I've just pushed a fix. I simply filter out annotations that starts with "_" and "Config", as it is done when collecting regular fields.

Btw, your primary_key_mixin is very nice :star_struck:

khwilson commented 3 years ago

Excellent! One quick comment on your solution, though: it's not common practice but I assume there will be times people have fields that start with _. Perhaps at least updating the documentation to reflect that?

And I'm happy to do a PR with the primary_key_mixin if you wanted to add it to the main library. I've been getting some decent mileage out of it. :-)

jeffzi commented 3 years ago

Actually private annotations have always been ignored since SchemaModel was introduced. I realized now that it was not to specified in the docs. I'll do that !

I think the primary key would be better as a recipe. It seems very specific for pandera itself, but @cosmicBboy might have another opinion. It would be nice if you could post the template in the discussions.

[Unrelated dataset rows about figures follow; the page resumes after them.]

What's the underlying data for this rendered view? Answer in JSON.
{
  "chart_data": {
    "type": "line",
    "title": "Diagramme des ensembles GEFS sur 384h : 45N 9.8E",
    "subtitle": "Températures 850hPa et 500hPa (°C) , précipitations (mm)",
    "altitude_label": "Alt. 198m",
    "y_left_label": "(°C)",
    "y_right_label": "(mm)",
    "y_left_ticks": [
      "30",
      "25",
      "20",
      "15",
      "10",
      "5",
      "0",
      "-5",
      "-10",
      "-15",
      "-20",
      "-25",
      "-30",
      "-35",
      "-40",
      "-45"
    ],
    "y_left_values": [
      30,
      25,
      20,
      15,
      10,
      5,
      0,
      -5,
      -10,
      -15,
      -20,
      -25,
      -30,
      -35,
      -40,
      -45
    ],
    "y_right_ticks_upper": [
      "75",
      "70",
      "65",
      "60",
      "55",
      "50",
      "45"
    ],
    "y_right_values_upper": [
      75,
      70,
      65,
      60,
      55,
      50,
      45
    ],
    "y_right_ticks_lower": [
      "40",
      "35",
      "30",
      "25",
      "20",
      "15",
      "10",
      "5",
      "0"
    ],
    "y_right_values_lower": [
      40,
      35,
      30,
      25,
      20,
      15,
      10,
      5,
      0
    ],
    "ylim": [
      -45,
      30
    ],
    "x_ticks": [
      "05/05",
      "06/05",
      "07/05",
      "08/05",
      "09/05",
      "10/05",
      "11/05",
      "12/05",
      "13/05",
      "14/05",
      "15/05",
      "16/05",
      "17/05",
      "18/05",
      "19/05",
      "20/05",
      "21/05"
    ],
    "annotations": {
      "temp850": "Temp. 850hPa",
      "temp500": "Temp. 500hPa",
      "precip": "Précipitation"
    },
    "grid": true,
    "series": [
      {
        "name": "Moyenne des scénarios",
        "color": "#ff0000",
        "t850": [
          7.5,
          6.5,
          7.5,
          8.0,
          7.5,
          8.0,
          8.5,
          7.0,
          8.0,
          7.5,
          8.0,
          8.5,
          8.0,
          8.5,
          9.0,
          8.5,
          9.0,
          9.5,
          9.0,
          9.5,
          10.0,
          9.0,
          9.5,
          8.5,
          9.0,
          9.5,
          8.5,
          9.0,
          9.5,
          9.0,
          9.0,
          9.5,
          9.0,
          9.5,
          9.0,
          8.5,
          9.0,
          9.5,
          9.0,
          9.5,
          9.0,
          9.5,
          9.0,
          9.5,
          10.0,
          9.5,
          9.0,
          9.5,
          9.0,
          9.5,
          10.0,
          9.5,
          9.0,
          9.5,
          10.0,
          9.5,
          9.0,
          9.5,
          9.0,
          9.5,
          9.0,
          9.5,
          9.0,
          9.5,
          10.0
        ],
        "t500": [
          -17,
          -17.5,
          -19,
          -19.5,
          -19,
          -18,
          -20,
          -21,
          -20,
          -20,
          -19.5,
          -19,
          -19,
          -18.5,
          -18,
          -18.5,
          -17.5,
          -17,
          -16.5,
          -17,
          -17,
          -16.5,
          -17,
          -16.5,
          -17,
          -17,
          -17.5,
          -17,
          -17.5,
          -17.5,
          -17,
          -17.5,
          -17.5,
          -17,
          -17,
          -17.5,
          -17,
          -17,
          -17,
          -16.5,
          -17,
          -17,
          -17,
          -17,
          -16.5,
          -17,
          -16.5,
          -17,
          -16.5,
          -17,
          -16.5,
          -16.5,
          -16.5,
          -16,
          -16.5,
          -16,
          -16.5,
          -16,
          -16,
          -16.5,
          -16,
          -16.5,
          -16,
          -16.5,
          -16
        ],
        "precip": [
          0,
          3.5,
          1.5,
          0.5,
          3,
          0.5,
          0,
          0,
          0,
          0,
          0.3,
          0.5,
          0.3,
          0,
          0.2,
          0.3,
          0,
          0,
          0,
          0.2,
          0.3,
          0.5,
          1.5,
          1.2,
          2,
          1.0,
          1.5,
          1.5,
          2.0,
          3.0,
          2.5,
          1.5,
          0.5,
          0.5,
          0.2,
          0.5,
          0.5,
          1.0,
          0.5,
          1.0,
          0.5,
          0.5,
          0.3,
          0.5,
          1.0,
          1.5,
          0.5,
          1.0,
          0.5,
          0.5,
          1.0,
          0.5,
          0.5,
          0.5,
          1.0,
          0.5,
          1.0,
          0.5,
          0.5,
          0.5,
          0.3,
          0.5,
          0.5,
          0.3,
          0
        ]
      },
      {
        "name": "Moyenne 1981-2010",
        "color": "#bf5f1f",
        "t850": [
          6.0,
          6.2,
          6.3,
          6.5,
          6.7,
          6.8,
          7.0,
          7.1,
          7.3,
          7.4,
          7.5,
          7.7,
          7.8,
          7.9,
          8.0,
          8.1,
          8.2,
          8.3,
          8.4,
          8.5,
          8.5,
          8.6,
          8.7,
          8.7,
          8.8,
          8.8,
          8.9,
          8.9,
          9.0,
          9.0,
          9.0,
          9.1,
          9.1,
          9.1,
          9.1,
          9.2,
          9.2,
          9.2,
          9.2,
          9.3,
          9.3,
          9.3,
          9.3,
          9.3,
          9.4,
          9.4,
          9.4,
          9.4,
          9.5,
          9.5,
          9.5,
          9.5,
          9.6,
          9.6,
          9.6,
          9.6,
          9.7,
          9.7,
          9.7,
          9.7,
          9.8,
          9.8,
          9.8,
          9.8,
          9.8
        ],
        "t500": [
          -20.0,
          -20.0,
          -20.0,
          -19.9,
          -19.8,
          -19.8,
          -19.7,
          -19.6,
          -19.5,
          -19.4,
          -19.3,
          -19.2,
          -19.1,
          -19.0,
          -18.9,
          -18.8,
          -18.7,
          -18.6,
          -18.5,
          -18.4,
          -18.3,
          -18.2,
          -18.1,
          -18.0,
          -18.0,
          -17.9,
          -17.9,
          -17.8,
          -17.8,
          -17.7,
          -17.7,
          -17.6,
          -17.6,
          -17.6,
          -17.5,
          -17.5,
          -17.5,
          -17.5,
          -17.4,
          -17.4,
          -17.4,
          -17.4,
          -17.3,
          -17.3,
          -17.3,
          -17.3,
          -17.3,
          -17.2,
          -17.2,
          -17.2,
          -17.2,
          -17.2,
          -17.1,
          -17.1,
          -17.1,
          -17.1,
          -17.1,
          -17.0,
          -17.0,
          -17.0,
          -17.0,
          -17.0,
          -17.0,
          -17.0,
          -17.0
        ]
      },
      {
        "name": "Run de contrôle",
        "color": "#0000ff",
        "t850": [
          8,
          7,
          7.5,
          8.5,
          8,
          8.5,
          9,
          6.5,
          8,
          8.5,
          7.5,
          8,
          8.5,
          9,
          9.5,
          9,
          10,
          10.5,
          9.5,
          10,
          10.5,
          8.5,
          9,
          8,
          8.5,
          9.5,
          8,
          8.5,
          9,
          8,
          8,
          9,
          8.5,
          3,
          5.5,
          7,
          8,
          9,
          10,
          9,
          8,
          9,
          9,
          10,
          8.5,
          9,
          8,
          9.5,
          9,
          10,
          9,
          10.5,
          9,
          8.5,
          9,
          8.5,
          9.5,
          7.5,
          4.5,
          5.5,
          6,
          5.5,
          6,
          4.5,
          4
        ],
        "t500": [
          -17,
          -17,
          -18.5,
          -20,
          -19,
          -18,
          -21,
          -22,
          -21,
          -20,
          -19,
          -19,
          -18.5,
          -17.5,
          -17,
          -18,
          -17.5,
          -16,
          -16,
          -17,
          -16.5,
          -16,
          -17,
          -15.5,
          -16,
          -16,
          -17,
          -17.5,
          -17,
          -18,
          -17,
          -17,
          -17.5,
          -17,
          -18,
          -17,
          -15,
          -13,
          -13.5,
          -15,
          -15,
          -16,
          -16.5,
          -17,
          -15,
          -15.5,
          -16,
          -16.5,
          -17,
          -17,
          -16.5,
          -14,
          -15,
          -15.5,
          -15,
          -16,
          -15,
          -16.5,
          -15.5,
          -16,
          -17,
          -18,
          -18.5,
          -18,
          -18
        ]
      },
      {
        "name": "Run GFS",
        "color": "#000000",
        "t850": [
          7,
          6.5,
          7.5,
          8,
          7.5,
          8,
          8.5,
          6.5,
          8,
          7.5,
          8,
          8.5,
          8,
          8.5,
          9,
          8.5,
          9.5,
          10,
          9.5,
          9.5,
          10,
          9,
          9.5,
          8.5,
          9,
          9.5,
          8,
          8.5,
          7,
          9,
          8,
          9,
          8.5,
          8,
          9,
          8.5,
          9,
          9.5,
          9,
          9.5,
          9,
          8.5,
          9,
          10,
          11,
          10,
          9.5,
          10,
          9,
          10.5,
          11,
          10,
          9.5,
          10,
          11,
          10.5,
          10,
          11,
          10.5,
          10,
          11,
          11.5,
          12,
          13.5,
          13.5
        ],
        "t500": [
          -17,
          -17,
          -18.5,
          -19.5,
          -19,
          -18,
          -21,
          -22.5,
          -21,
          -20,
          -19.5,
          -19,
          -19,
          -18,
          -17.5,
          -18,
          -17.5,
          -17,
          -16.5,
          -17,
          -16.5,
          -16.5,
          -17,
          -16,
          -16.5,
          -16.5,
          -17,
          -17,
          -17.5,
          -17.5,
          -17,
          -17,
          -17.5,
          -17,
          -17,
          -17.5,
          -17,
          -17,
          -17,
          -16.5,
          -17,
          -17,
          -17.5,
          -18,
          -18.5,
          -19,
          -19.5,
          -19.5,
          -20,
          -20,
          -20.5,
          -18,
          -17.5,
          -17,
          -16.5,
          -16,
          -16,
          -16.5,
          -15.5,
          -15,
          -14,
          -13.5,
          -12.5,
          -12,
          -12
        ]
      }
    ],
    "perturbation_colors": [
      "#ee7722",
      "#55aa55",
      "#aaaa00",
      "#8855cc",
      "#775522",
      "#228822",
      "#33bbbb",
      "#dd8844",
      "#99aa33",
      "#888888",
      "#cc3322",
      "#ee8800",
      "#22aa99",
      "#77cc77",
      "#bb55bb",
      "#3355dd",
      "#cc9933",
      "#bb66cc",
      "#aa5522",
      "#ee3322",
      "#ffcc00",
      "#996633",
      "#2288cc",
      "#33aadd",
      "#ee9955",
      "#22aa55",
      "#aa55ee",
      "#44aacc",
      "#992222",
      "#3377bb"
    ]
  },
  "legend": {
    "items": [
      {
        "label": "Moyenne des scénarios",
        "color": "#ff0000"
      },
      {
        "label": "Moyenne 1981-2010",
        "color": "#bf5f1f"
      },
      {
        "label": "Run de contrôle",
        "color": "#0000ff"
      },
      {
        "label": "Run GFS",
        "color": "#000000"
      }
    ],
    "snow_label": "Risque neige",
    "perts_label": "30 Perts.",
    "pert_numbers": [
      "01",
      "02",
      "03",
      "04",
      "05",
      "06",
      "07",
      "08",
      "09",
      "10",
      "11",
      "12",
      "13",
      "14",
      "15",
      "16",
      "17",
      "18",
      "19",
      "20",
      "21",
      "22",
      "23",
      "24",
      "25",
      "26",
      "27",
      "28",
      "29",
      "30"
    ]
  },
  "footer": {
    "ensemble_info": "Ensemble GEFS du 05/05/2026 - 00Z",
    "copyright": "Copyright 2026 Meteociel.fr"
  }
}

I'm sure many people would find it useful.

One thing is that mypy complains: error: Unsupported dynamic base class "primary_key_mixin". We can continue in "discussions" if you don't mind :)

cosmicBboy commented 3 years ago

thanks @khwilson for pointing this out!

Btw, your primary_key_mixin is very nice 🤩

+1, love how flexible this syntax is turning out to be :)

Thanks @jeffzi just ✅ your PR.

khwilson commented 3 years ago

Thanks, y'all! Happy to start a discussion about the mixin!

cosmicBboy commented 3 years ago

fixed by #434